I laughed. “She said three things. One, she’d love to travel more, especially to see her grandchildren. Two, she said it only works if he agrees to step back from work a bit, so he should really get a plan in place for his retirement. And three, she said she wants more grandchildren in her life. Then she gave me a look.”
“A look? What kind of look?”
“A look that says, Is there any hope of you giving me a grandchild in the future?”
He coughed. “You’ve got three other sisters. How come the pressure’s all on you?”
“I don’t know. Maybe she figures April would have started a family if she’d wanted one by now? Or that Meg is too much of a career woman? Or that Chloe can’t be trusted to raise kids that aren’t little hellions like she was?”
“Do you even want kids?”
“Oh, definitely,” I said. “I’ve always wanted them. And I’ve asked the doctor if there’s any reason I might have a difficult time because of my heart, and he said no.
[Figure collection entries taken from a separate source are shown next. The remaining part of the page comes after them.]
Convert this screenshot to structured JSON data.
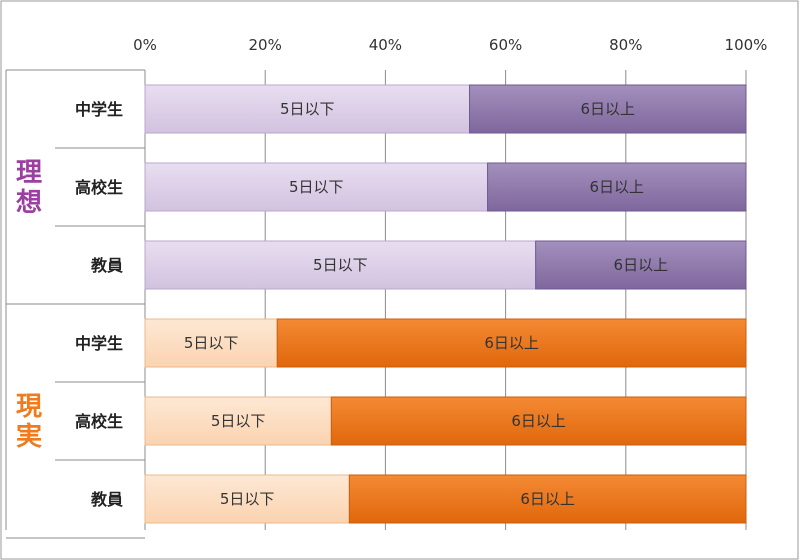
{
  "chart_data": {
    "type": "bar",
    "orientation": "horizontal",
    "stacked": "percent",
    "xlim": [
      0,
      100
    ],
    "x_ticks": [
      "0%",
      "20%",
      "40%",
      "60%",
      "80%",
      "100%"
    ],
    "grid": true,
    "groups": [
      {
        "name": "理想",
        "color": "#9B3FA0",
        "categories": [
          "中学生",
          "高校生",
          "教員"
        ],
        "series": [
          {
            "name": "5日以下",
            "values": [
              54,
              57,
              65
            ],
            "color": "#D9CBE6",
            "label": "5日以下"
          },
          {
            "name": "6日以上",
            "values": [
              46,
              43,
              35
            ],
            "color": "#8C74A9",
            "label": "6日以上"
          }
        ]
      },
      {
        "name": "現実",
        "color": "#F07B1E",
        "categories": [
          "中学生",
          "高校生",
          "教員"
        ],
        "series": [
          {
            "name": "5日以下",
            "values": [
              22,
              31,
              34
            ],
            "color": "#FCDCC0",
            "label": "5日以下"
          },
          {
            "name": "6日以上",
            "values": [
              78,
              69,
              66
            ],
            "color": "#EC7316",
            "label": "6日以上"
          }
        ]
      }
    ]
  }
}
I can absolutely have kids.”
“That’s … that’s good.”
I smiled, because I could hear the anxiety in his voice. “Don’t worry. I’m not in a rush.”
He laughed. “That’s even better.”
I filled him in on the details of my conversation with Maxima, and told him that I was waiting on her to get back to me about meeting Natalie Haas, owner of Coffee Darling.
“Oh yeah, I know that place. I think she was a Nixon. Sylvia and I graduated with her older sister, Jillian.”